Widow Sues Monson for Harassment

April 1, 2008

A Salt Lake City woman filed a civil suit against LDS Church President Thomas S. Monson for harassment. Martha Anderson, 72, complained in papers filed in Municipal Court, that Monson has engaged in a pattern of stalking and harassment over the last two years.

“I had just moved into the neighborhood,” Anderson recounts, “and word must have gotten out that I’m a recent widow. One day a portly, elderly man appeared on my doorstep and told me he’d noticed my parakeets. Now, mind you, my parakeets are in a room facing the back yard, so immediately I wondered how this man knew about the parakeets? Had he been watching me? For how long?”

Monson, the suit alleges, offered to care for the parakeets upon Mrs. Anderson’s death. “I’ve been in the neighborhood two days, and he starts speaking ominously about my impending death. What was I supposed to make of that?” she said, shuddering slightly at the thought. “I told him to get off my property, or I’d call the police.”

Anderson thought that would be the end of it, but it was just the beginning. “I’d come home from work, and he’d be mowing my lawn or bringing me flowers. Once he brought about 25 kids over to paint the house. They didn’t ask, and they did a crappy job. And I hate blue.”

“Then I started getting phone calls from people who had heard Mr. Monson bragging about his service to me from the pulpit. He didn’t even get my name right: It’s Martha, not Marian.”

Eventually, a frustrated Mrs. Anderson phoned church headquarters to complain about the harassment. “The secretaries just gushed about his kindly service and said I should feel really blessed to have attracted his attention. No one took me seriously until I got a restraining order.”

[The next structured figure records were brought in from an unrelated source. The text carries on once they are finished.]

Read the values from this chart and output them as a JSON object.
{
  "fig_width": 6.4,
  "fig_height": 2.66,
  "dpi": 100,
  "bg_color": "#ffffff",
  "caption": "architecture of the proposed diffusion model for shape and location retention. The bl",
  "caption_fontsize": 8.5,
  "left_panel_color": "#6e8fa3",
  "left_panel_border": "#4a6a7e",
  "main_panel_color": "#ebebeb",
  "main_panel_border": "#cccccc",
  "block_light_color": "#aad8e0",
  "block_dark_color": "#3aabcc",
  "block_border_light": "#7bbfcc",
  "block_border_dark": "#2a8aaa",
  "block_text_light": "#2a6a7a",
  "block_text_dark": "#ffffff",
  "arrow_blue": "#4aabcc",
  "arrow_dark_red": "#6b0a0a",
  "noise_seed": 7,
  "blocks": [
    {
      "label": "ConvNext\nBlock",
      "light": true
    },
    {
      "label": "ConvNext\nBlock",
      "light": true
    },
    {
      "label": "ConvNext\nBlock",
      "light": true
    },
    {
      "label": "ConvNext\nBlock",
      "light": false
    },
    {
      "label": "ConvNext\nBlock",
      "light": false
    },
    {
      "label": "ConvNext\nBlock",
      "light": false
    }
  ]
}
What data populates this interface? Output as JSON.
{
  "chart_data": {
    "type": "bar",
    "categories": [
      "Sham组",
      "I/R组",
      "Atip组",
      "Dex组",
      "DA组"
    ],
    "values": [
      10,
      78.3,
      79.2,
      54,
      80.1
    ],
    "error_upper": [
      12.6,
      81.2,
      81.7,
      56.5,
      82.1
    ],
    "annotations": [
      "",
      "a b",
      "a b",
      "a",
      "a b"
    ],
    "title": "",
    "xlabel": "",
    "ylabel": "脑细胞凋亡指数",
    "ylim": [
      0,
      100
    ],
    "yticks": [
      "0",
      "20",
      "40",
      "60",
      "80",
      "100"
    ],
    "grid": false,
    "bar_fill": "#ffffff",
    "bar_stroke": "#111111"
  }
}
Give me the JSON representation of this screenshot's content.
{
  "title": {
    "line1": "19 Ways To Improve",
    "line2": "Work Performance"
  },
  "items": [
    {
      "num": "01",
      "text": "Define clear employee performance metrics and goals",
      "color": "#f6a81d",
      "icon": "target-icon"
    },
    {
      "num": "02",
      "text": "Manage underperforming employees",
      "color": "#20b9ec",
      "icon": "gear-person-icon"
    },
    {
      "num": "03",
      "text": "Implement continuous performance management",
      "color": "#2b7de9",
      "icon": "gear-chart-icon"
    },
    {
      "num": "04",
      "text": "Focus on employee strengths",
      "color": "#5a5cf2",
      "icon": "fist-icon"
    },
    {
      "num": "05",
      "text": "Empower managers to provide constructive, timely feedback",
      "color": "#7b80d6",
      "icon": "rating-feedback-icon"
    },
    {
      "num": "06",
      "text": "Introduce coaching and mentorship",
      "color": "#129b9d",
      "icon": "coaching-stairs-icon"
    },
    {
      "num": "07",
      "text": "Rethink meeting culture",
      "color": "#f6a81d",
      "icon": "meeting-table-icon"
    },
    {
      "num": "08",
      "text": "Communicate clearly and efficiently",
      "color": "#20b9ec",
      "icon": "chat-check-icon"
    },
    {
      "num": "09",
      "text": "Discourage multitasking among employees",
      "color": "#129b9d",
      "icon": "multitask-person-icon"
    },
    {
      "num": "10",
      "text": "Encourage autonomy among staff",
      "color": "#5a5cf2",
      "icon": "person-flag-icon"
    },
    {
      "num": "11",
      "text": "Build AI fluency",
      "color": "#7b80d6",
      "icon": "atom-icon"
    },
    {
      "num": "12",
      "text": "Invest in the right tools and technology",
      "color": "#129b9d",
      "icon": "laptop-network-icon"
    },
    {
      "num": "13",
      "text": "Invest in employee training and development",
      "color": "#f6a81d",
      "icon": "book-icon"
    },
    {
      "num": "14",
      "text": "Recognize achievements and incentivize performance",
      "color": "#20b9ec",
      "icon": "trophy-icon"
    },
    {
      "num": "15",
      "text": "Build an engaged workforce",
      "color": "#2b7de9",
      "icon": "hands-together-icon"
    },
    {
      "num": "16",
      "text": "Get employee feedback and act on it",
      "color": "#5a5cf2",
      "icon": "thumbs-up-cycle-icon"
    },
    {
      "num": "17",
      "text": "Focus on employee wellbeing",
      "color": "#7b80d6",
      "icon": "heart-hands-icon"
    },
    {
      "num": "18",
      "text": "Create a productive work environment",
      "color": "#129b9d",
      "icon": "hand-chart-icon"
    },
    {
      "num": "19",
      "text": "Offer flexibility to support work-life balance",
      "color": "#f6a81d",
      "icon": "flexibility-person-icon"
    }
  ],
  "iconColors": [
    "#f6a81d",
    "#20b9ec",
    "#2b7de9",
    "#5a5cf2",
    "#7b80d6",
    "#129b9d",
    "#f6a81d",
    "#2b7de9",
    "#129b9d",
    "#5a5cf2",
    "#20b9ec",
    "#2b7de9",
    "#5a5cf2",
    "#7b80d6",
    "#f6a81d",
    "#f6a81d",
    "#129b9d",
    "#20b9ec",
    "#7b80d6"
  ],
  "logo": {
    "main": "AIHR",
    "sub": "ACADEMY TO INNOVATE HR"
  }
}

Despite the restraining order, the harassment continued: “Cookies and casseroles kept coming. He replanted my flower beds three times. He even went after my grandson. Brandon was pretty shaken up by the experience. He said that this creepy man had jumped out from behind my apple tree and tried to shove a train set into his hands. He told me he thought he was being abducted.”

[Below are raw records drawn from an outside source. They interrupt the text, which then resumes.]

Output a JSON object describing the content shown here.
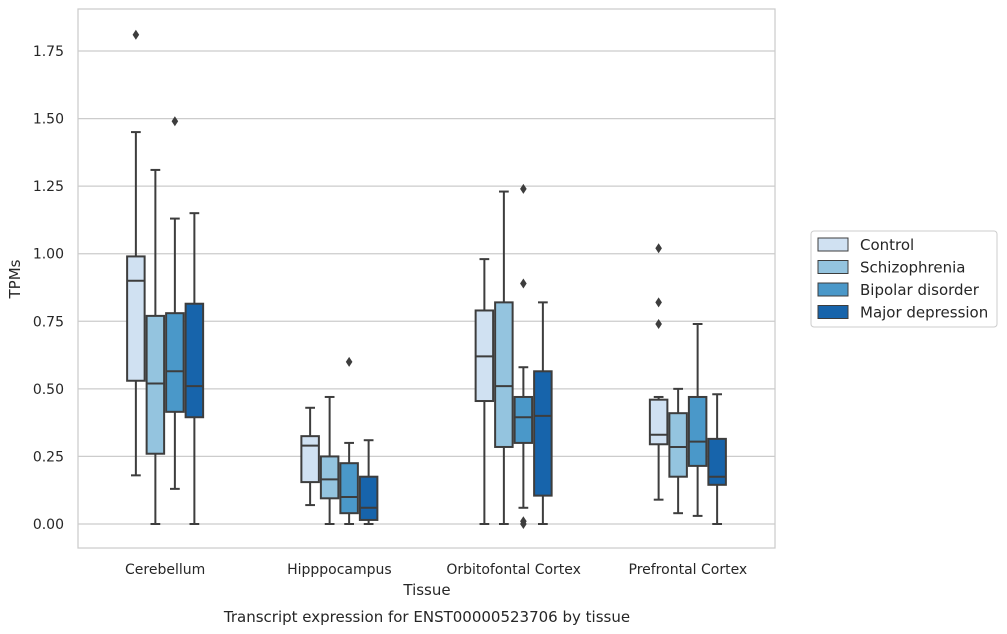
{
  "chart_data": {
    "type": "box",
    "title": "",
    "xlabel": "Tissue",
    "ylabel": "TPMs",
    "caption": "Transcript expression for ENST00000523706 by tissue",
    "ylim": [
      -0.09,
      1.9
    ],
    "yticks": [
      0.0,
      0.25,
      0.5,
      0.75,
      1.0,
      1.25,
      1.5,
      1.75
    ],
    "ytick_labels": [
      "0.00",
      "0.25",
      "0.50",
      "0.75",
      "1.00",
      "1.25",
      "1.50",
      "1.75"
    ],
    "grid": "horizontal",
    "legend_position": "right-center",
    "categories": [
      "Cerebellum",
      "Hipppocampus",
      "Orbitofontal Cortex",
      "Prefrontal Cortex"
    ],
    "series": [
      {
        "name": "Control",
        "color": "#d0e1f2",
        "boxes": [
          {
            "whislo": 0.18,
            "q1": 0.53,
            "med": 0.9,
            "q3": 0.99,
            "whishi": 1.45,
            "fliers": [
              1.81
            ]
          },
          {
            "whislo": 0.07,
            "q1": 0.155,
            "med": 0.29,
            "q3": 0.325,
            "whishi": 0.43,
            "fliers": []
          },
          {
            "whislo": 0.0,
            "q1": 0.455,
            "med": 0.62,
            "q3": 0.79,
            "whishi": 0.98,
            "fliers": []
          },
          {
            "whislo": 0.09,
            "q1": 0.295,
            "med": 0.33,
            "q3": 0.46,
            "whishi": 0.47,
            "fliers": [
              0.74,
              0.82,
              1.02
            ]
          }
        ]
      },
      {
        "name": "Schizophrenia",
        "color": "#94c4df",
        "boxes": [
          {
            "whislo": 0.0,
            "q1": 0.26,
            "med": 0.52,
            "q3": 0.77,
            "whishi": 1.31,
            "fliers": []
          },
          {
            "whislo": 0.0,
            "q1": 0.095,
            "med": 0.165,
            "q3": 0.25,
            "whishi": 0.47,
            "fliers": []
          },
          {
            "whislo": 0.0,
            "q1": 0.285,
            "med": 0.51,
            "q3": 0.82,
            "whishi": 1.23,
            "fliers": []
          },
          {
            "whislo": 0.04,
            "q1": 0.175,
            "med": 0.285,
            "q3": 0.41,
            "whishi": 0.5,
            "fliers": []
          }
        ]
      },
      {
        "name": "Bipolar disorder",
        "color": "#4a98c9",
        "boxes": [
          {
            "whislo": 0.13,
            "q1": 0.415,
            "med": 0.565,
            "q3": 0.78,
            "whishi": 1.13,
            "fliers": [
              1.49
            ]
          },
          {
            "whislo": 0.0,
            "q1": 0.04,
            "med": 0.1,
            "q3": 0.225,
            "whishi": 0.3,
            "fliers": [
              0.6
            ]
          },
          {
            "whislo": 0.06,
            "q1": 0.3,
            "med": 0.395,
            "q3": 0.47,
            "whishi": 0.58,
            "fliers": [
              0.0,
              0.01,
              0.89,
              1.24
            ]
          },
          {
            "whislo": 0.03,
            "q1": 0.215,
            "med": 0.305,
            "q3": 0.47,
            "whishi": 0.74,
            "fliers": []
          }
        ]
      },
      {
        "name": "Major depression",
        "color": "#1764ab",
        "boxes": [
          {
            "whislo": 0.0,
            "q1": 0.395,
            "med": 0.51,
            "q3": 0.815,
            "whishi": 1.15,
            "fliers": []
          },
          {
            "whislo": 0.0,
            "q1": 0.015,
            "med": 0.06,
            "q3": 0.175,
            "whishi": 0.31,
            "fliers": []
          },
          {
            "whislo": 0.0,
            "q1": 0.105,
            "med": 0.4,
            "q3": 0.565,
            "whishi": 0.82,
            "fliers": []
          },
          {
            "whislo": 0.0,
            "q1": 0.145,
            "med": 0.175,
            "q3": 0.315,
            "whishi": 0.48,
            "fliers": []
          }
        ]
      }
    ]
  }
}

Salt Lake City police refused to enforce the restraining order. “Why would anyone refuse the personal ministry of a prophet of God?” asked an incredulous Sergeant Bob Jensen. “She should feel honored.”

Monson’s office issued a terse statement: “President Monson is widely known to have maintained a quiet personal ministry to the sick, the afflicted, and the widowed. We are saddened that anyone might take offense at his unselfish and Christlike service.”

As she filed the suit this morning, Mrs. Anderson was firm and unapologetic. “I had hoped it wouldn’t go this far, but someone has to put a stop to it. Think of all the defenseless widows who have suffered in silence from this insidious stalking. It’s time to break the cycle.”


Letter from an Apologist

April 1, 2008

I received this email from a well-known apologist:

You and I have known each other for many years. I believe we met on alt.religion.mormon roughly 13 years ago, and although we find ourselves on opposite sides of the Mormon divide we have remained friendly, speaking for myself. I have on occasion been very harsh with you, among others, in defending what I considered the truth. Of late I’ve realised that the foundations on which I based my faith and from which I judged you and others may not be as solid as they once seemed.

As some have mentioned, I made a decision long ago to adopt a fairly caustic persona online, and it served me well in puncturing the self-important among “critics,” but I often wonder if that persona has clouded my judgment and hindered my ability to make sound judgments about my religion. I took it upon myself not so much to defend our religion but to attack and delegitimise the anti-Mormons; you must admit that many of them deserve to be deligitimised. In my labours to defend the church, I became someone I did not recognise: a bitter and angry person full of the bluster and rancor I so derided in others. As Dr. #### can tell you, I’m a friendly person in person, but I fear that my online persona is encroaching into my life.

I find myself at a crossroads. It has become all too painfully clear that the Book of Mormon cannot be defended as history, and I am reluctant to accept it as “inspired fiction.” All these years I’ve vouched for Joseph Smith’s character and called those who criticised him “bigots” who are filled with hate. As I grow older, I see those traits in myself, and I wonder how I allowed this to happen. Discovering Joseph’s character by turns has been enlightening and crushing.

There is a part of me which wants to publicly own up to what I know, but I am at a loss as to how to do so. So much of who I am is tied to this persona I have created, and it would be most difficult to make a sudden turn. A friend suggested that I retire ####### and return with a new screen name, but I am quite sure the moderators would recognise me. At this point I see no choice but to continue as a defender. I have been told that my abrasive and “mean-spirited” (I don’t believe I ever reached that level, do you?) persona has driven many struggling members out of the church. If that is true, I may be able to help others avoid my situation by helping them see the issues more clearly.

[deleted personal correspondence]

Again I must apologise for treating you badly on occasion. I hope you can forgive me.